I went to a Borland product announcement show that was a few hours away and won the grand prize at the raffle at the end, one copy of every Borland product. Unfortunately I already had most of them, either from work (my High School job was programming commercial software) or personally, because my hobby was programming languages.
The manuals that came with development tools used to be excellent, too. Gosh, the manuals that came with computers used to be better than many technical books on the market today.
Turbo Pascal was the first language I learned, in high school in the mid-90s. While I've never written it professionally, it'll always be important to me.
There is a love and hate relation from programmers who started from it. Hate goes from the fact different Pascals didn't manage to settle an agreement on standard. Well, there are ISO Standard Pascal and ISO Extended Pascal. But does Turbo Pascal conform to any of them? No. So do Apple Pascal, UCSD Pascal, whatever.
As much as I hate C enemies, I must admit they were for some reason better at standard. If Pascals were such religiously adopting the standard and if C was remaining as fragmented as Pascal, with "otherwise" in one dialect and "else" in another one, then Pascal could win. Probably not the Turbo Pascal as we know it. Another Pascal, standard enough Pascal.
Or maybe it should have been Modula-2. Amiga had TDI Modula-2. Don't know if TopSpeed Modula-2 and TDI Modula-2 were source compatible, but I guess far more than different Pascals.
This table is built by ex. Pascal developer that moved to Ada: https://p2ada.sourceforge.net/pascada.htm
Indeed, Ada's standard conformance is a breathe of fresh air.
But Amiga had no Ada compiler, and had Modula-2 compiler. So for the sake of good guys' winning, if time machine moves me to 80s, I would pick Modula-2 for every platform. Nowadays Ada is a choice of good guy
Wish I had saved my VHS C++ Tutorials from 1990 with Bjarne Stroustrup. It was mostly him staring into the camera teaching C++. They don't appear to be on his homepage either. Bummer, because this was back before C++ went crazy, and they were a great intro to the "simpler" days.
This is entertaining. I learned Turbo Pascal in high school.
What I like from watching it again: the aspect of structured programming.
It’s quite refreshing to see a language that doesn’t rely so much on brackets.
It even got away without syntax highlighting by using all uppercase REPEAT, BEGIN, END or capitalising function calls.
Thanks for sharing!
I remember seeing the Mix C video courses in computer shopper magazine
This is just lovely. I wish modern languages came with an introductory video like this, though I feel the programming world's got complex enough that 2 hours might be barely enough just to cover the build system.

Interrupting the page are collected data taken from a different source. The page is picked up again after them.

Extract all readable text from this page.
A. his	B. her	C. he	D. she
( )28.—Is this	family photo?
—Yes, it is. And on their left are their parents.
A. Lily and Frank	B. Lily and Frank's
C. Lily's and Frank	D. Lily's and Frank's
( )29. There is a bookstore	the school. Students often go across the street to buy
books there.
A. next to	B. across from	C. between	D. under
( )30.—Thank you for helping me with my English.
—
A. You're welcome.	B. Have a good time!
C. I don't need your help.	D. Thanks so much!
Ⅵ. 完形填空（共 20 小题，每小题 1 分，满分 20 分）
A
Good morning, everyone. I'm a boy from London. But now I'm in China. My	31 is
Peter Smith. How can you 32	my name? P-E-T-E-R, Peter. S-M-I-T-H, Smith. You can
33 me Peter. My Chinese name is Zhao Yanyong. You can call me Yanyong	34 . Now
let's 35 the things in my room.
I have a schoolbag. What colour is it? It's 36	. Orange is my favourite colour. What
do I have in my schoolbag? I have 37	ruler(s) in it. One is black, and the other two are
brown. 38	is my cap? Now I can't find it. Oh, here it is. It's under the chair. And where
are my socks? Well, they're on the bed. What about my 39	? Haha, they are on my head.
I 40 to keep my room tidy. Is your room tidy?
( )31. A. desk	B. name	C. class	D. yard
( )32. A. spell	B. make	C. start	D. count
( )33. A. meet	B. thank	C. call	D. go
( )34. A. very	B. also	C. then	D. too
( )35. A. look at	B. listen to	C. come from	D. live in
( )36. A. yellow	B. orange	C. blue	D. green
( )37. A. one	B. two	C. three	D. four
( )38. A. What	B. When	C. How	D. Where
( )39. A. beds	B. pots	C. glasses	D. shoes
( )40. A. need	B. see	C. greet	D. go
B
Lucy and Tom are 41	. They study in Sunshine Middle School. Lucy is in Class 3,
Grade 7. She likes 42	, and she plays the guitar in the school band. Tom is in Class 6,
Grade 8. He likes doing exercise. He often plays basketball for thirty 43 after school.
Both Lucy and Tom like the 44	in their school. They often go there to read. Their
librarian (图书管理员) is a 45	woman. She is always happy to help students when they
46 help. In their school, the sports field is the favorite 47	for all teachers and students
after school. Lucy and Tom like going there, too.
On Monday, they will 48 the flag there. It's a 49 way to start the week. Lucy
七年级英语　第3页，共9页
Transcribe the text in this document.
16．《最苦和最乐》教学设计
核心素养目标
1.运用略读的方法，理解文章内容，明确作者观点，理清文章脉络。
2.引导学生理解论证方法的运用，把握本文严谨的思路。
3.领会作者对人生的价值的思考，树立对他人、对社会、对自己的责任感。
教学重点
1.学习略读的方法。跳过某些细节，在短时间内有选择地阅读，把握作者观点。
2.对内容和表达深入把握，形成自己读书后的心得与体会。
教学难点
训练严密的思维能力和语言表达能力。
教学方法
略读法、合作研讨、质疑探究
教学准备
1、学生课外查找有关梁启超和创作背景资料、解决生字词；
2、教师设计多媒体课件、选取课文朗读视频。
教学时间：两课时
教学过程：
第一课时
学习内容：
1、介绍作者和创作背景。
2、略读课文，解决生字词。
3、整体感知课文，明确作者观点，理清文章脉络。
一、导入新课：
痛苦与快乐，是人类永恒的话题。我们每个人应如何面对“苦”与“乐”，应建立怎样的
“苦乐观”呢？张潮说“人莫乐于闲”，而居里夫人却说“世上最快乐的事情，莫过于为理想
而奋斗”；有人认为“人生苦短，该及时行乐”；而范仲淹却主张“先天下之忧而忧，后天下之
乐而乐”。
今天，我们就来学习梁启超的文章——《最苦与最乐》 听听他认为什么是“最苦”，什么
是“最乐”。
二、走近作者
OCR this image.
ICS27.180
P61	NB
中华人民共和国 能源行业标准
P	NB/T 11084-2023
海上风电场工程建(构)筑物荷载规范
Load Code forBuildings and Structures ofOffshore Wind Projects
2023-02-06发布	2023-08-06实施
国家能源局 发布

Zortech produced a "Learn C++" series of videos in the 80's. They were popular and sold well. I never paid much attention, but a few years ago thought I might find them, and make them available on the internet.
I did find them, and watched some of it, but the content was not worth preserving.
Im wondering:
NObody seems to remember the superhigh speed of the compiler? :))
It was lightspeed compared to GCP++ or BC++
I learned Turbo Pascal in high school (early 2000), once in college I had to learn java yikes.
I feel old - remember watching this when i started out, later went on to use Delphi before moving to the web.
Write in C, write in C
Write in C, oh, write in C
PASCAL won't quite cut it
Write in C
That’s Zack Urlocker. He’s a real guy. I mean, not just a spokesmodel.
I worked with him at Borland in the early 90’s. He stands out for me because he’s gracious in debate. You don’t mind losing an argument to him.
I'm not old enough to know if this is real footage.
My first language!
was searching for a rolling pin and tore apart my closets came across a box of like 20 books i havent looked at since before chatgpt
had this sad moment when i realized i could probably toss all of the books on programming
and this sinking feeling that i dont know how anyone ever sits down to learn this shit ever again
I learned BASIC in high school, so I'm mentally mutilated, but with that said, my dad got me a copy of Turbo Pascal for my birthday, in the early 80s. He knew virtually nothing about computers, but had read an article in the Wall Street Journal about it. And my older brother was learning Pascal in college.
The manuals were a joy. I read them cover to cover. I think I only skipped one update, up through version 5, and was still using it long after MS-DOS was obsolete.
Today, in my rare moments of writing good code, I program like a Pascal programmer. I think you can easily do worse, but it's hard to do much better. One of the ideas that was prevalent at the time, was that as you learned programming, you should also be learning good programming practices.